Nosso olhar está impregnado de preconceitos. Uma das miopias que carregamos é considerar criança ignorante. Nós, adultos, sabemos; as crianças não sabem.

O educador e cientista Glenn Doman se colocou a pergunta: em que fase da vida aprendemos as coisas mais importantes que sabemos?

As coisas mais importantes que todos sabemos é falar, andar, movimentar- se, distinguir olfatos, cores, fatores que representam perigo, diferentes sabores etc. Quando aprendemos isso? Ora, 90% de tudo que é importante para fazer de nós seres humanos, aprendemos entre zero e seis anos, período que Doman considera “a idade do gênio”.

Ocorre que a educação não investe nessa idade. Nascemos com 86 bilhões de neurônios em nosso cérebro. As sinapses, as conexões cerebrais, se dão de maneira acelerada nos primeiros anos da vida.

Glenn Doman tratou crianças com deformações esqueléticas incorrigíveis, porém de cérebro sadio. Hoje são adultos que falam diversos idiomas, dominam música, computação etc. São pessoas felizes, com boa autoestima. Ao conhecer no Japão um professor que adotou o método dele, foi recebido por uma orquestra de crianças; todas tocavam violino. A mais velha tinha quatro anos...

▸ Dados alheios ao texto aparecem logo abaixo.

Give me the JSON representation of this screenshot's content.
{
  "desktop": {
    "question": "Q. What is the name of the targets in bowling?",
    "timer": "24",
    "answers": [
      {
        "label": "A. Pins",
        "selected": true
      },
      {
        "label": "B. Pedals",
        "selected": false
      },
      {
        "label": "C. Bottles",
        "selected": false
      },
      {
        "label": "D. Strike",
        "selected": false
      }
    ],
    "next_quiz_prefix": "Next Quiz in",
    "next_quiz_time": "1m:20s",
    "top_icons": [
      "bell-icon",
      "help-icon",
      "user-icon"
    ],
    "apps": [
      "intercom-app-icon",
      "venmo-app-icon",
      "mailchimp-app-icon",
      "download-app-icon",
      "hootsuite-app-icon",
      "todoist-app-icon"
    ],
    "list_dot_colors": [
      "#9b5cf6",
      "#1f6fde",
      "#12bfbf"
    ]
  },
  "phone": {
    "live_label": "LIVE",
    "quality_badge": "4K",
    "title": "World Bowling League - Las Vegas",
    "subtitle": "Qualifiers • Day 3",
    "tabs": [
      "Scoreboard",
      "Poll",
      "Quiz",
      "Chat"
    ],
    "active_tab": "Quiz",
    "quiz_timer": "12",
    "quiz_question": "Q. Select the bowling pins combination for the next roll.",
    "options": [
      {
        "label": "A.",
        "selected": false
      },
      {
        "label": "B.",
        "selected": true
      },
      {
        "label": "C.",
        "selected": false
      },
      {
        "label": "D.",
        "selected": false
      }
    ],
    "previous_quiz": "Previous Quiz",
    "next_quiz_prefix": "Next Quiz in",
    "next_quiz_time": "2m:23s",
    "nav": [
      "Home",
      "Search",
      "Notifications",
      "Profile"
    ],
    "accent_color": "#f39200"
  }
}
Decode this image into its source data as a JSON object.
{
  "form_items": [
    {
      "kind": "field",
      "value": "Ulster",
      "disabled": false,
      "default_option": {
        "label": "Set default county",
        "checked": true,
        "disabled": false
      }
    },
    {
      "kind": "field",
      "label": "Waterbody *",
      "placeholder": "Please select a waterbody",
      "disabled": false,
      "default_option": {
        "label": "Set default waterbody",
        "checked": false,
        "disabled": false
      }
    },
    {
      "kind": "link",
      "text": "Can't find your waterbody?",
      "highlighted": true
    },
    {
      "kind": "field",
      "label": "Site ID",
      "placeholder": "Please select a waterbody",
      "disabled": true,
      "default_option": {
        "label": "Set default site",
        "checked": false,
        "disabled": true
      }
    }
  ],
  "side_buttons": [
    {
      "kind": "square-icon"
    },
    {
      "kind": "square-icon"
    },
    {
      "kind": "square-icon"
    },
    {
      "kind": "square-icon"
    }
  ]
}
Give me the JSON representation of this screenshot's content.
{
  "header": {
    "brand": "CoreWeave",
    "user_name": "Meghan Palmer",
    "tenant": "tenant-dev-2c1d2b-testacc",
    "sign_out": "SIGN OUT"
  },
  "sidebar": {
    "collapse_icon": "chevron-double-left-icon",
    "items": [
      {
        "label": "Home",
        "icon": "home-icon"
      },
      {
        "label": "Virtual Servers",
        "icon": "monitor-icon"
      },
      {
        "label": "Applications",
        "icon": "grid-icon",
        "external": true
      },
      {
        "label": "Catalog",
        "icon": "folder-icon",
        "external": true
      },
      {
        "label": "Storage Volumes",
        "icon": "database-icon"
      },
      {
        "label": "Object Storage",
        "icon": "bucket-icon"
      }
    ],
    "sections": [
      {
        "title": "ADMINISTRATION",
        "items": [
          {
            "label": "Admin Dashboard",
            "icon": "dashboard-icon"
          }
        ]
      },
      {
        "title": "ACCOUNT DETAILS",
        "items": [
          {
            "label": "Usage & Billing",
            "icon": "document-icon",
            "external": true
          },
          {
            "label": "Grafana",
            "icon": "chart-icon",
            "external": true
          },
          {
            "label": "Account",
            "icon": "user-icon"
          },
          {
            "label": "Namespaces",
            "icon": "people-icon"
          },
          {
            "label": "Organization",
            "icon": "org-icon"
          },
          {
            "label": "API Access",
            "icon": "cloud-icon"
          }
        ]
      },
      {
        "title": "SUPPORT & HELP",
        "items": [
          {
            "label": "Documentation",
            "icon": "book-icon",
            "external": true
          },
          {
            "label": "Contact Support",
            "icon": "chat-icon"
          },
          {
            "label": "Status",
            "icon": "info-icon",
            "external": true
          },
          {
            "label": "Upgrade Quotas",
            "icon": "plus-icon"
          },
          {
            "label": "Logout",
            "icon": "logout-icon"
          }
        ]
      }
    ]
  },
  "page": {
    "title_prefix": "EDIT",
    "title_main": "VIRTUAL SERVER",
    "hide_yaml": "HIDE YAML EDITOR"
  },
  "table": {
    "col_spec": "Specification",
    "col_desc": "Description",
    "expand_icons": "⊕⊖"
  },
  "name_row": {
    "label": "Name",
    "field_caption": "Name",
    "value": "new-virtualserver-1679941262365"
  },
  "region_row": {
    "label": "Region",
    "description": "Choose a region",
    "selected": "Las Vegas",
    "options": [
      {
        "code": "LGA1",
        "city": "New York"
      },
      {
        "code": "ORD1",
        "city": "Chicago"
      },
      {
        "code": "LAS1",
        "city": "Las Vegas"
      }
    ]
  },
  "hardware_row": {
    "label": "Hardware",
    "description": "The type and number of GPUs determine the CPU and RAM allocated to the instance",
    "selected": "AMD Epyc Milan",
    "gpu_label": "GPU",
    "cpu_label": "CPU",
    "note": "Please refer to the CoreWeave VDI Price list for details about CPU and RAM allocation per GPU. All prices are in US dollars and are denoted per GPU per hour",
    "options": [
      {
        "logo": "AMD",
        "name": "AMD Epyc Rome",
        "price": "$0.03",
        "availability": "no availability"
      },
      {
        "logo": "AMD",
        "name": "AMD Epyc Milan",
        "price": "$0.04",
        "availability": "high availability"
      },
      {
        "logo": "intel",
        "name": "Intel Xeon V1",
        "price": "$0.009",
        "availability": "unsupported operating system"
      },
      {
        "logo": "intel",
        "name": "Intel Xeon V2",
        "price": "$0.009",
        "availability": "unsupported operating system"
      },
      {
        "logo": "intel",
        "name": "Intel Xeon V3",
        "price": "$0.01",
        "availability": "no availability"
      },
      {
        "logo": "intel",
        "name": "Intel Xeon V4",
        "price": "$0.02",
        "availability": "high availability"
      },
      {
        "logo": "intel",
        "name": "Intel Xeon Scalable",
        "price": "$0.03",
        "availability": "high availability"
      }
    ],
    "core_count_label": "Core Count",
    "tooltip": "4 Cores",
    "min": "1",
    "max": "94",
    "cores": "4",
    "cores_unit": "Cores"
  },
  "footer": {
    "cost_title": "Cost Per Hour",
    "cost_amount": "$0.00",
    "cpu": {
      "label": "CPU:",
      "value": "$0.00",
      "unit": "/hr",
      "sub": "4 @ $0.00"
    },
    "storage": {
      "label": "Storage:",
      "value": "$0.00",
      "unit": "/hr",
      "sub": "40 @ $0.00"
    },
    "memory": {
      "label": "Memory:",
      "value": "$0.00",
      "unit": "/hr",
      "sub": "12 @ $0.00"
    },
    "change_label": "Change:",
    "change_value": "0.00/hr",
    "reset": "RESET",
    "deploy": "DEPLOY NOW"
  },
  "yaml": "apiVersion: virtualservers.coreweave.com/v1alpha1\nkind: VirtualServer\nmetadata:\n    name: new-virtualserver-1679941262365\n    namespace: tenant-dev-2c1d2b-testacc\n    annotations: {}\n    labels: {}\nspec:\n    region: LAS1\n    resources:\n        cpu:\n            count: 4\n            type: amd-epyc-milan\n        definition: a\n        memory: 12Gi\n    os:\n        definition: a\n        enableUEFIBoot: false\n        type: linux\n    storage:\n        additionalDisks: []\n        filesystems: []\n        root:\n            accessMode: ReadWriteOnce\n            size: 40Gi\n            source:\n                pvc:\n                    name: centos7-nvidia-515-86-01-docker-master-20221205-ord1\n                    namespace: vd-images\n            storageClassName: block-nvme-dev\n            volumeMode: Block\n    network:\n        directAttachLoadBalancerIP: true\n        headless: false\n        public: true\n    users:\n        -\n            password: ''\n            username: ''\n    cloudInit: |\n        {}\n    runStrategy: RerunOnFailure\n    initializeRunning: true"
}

Ele ensina em seus livros como se faz uma criança, de três ou quatro anos, aprender um instrumento musical ou se autoalfabetizar sem curso específico de alfabetização. Isso foi testado na minha família e deu certo. Tenho um sobrinho-neto alfabetizado através de fichas. A mãe lia para ele histórias infantis e, em seguida, fazia fichas de palavras e as repetia. De repente, o menino começou a ler antes de ir para a escola.

Se me perguntassem: para o Brasil dar certo, que reformas precisariam ser feitas? Eu diria: uma objetiva, e outra subjetiva. A objetiva é a reforma agrária. Brasil e Argentina são os únicos países das três Américas que nunca passaram por uma reforma agrária. O detalhe é que somos o único país das Américas com área cultivável de 600 milhões de hectares, e com enorme potencial de produção extrativa, como é o caso da Amazônia. No Continente, nenhum outro país se iguala ao nosso em possibilidade produtiva.

A reforma subjetiva seria a da educação. Todo o potencial da nossa vida depende da educação recebida. A educação no Brasil nunca foi suficientemente valorizada. E sofreu um trauma durante a ditadura militar, ao adotar o método usamericano de não qualificação dos conteúdos, e sim de quantificação.

Sobretudo suprimiu do currículo disciplinas que nos ajudam a pensar, como filosofia e sociologia, agora reintroduzidas em algumas escolas de ensino médio. Durante décadas foram proibidas, tanto que em Belo Horizonte um professor, aos sábados, resolveu, por conta própria, dar aula de filosofia para alunos que se interessassem. O êxito foi tamanho, que a escola teve que introduzi-la no currículo.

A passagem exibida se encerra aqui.